Way, way back I explained what "fast" is, with regards to synchronization objects. Briefly, a fast object is one that executes entirely in user mode, save for two times: when a thread needs to go to sleep, and when a thread needs to be woken up.
But that isn't fast enough for some people. As discussed previously, fast objects work by using atomic instructions and/or memory barriers. While atomic instructions in and of themselves aren't THAT bad, speed-wise (in the best case taking only about 20 cycles), on some architectures (like x86) they imply either a write barrier or a full barrier. By definition these are constriction points, which bring the various parts of the system into sync, and require waiting for all pending writes/operations to complete. In the best case (no queued I/O) this may be almost instant. In the worst case (many queued I/O accesses), it may take hundreds of cycles. Even though this only applies to one CPU/core, that's a pretty large amount of dead time (for example, you might be able to call malloc in that time).
But is it possible to avoid the use of atomic operations altogether? Well, yes and no. It's impossible to have a multiprocessing system that shares resources completely without atomic operations (well, I suppose you could, but it would be hideously ugly and slow). There must be some way to synchronize code or data between threads and processors - atomic operations provide this ability.
However, in very specialized circumstances (and only from some threads), we can get around using atomic operations. One way to achieve this is called collocation. Collocation is the storage of two (or more) pieces of data - one accessed by one thread, the other accessed by another thread - inside a single word. The thread's data is written to using a small write, then the entire word is read at once.
Collocation relies on data dependency to cause a partial processor stall without the need to perform a full memory barrier. Most processors are always self-consistent and have instruction ordering rules that state that a write to a memory location smaller than a word must be committed to memory (actually, cache, but CPU caches are typically coherent, meaning all CPUs will see modifications to the cache of one CPU) before a larger read from that same location. This can be done using nonatomic operations, and does not require a memory barrier - it forces ordering only on two instructions, while allowing the processor to optimally reorder and buffer all other instructions. In the worst case, this causes a full pipeline flush (20-30 cycles), and may take less - significantly faster than a full memory barrier, in the worst case.

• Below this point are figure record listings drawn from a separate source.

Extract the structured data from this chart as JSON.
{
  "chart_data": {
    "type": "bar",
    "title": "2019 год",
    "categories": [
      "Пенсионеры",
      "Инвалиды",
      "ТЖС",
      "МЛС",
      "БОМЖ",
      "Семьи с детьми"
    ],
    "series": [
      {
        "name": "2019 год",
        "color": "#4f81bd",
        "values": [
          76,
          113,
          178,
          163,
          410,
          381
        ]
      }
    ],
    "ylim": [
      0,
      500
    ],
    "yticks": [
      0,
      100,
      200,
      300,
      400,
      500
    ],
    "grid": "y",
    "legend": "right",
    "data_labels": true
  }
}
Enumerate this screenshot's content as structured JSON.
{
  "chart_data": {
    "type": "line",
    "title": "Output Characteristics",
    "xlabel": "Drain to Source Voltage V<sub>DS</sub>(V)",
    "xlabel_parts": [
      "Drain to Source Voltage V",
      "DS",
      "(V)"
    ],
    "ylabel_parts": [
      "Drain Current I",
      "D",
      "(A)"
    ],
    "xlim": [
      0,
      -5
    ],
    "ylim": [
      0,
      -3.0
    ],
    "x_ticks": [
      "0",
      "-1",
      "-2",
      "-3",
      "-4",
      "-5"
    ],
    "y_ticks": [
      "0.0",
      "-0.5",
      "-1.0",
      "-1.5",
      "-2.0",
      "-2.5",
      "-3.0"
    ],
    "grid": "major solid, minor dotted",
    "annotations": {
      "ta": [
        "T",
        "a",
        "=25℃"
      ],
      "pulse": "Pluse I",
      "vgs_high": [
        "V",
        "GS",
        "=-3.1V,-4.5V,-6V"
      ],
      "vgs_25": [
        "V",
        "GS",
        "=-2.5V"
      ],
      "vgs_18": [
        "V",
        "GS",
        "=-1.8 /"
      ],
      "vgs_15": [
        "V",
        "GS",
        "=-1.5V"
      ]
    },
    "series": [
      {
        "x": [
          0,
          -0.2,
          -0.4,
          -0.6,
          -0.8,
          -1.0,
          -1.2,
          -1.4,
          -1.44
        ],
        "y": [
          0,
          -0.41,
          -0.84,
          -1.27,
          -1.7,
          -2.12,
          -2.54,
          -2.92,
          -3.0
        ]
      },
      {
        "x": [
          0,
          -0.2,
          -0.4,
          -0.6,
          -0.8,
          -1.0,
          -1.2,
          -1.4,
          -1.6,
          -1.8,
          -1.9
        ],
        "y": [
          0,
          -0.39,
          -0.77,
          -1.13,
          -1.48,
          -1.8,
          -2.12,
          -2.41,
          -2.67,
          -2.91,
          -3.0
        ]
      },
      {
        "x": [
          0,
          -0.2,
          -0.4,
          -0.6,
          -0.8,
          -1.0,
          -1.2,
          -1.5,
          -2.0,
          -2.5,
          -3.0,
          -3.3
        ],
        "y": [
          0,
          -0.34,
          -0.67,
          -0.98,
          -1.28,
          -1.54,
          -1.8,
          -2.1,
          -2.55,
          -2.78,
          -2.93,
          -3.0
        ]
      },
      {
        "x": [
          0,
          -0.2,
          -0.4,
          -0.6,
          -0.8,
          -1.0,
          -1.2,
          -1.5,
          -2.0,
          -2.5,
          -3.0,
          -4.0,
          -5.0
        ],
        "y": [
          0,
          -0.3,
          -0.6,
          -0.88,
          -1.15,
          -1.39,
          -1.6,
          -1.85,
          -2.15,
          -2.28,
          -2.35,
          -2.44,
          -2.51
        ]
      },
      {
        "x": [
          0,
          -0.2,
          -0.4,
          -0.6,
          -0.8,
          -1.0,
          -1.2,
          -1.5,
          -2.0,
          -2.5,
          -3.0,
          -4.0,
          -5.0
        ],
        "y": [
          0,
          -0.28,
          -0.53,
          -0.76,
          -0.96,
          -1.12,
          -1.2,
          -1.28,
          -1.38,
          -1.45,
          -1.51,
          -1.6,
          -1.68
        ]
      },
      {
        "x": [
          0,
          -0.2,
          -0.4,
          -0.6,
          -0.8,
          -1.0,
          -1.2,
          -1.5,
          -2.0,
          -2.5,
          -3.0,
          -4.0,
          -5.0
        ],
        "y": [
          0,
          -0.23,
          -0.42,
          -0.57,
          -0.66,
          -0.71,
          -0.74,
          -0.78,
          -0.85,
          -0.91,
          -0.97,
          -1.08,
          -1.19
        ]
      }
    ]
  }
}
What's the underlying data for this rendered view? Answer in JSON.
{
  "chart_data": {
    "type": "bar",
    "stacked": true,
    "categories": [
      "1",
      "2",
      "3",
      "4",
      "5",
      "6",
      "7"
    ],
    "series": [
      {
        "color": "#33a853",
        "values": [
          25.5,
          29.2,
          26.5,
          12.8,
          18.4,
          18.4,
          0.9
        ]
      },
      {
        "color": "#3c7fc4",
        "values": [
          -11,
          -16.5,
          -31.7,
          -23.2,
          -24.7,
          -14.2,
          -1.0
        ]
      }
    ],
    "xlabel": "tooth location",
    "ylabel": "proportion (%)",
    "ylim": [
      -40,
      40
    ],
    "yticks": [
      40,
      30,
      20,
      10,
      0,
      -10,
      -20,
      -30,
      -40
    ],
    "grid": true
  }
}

However, this method is not an exact substitute for atomic instructions. It only ensures that both writing and reading threads will see the writes made by each other - it does not provide a way for either thread to know in what order the writes occurred, the way atomic instructions can. So, what use is it? Well, if you apply some creativity, it's still useful in some cases. To be able to take advantage of collocation, the threads sharing data must be fundamentally asymmetric - each thread must write to a separate fields in the word, and only one thread may use collocation to avoid atomic operations (the other threads must use atomic operations). This implies where collocation is useful: when one thread performs a large portion of the writes, and other threads only make occasional writes.
This is just an introduction to collocation as a lock-free structure tool; the posts on super-fast mutexes and condition variables with timeout will give some real-world examples of how atomic operations can be avoided using collocation.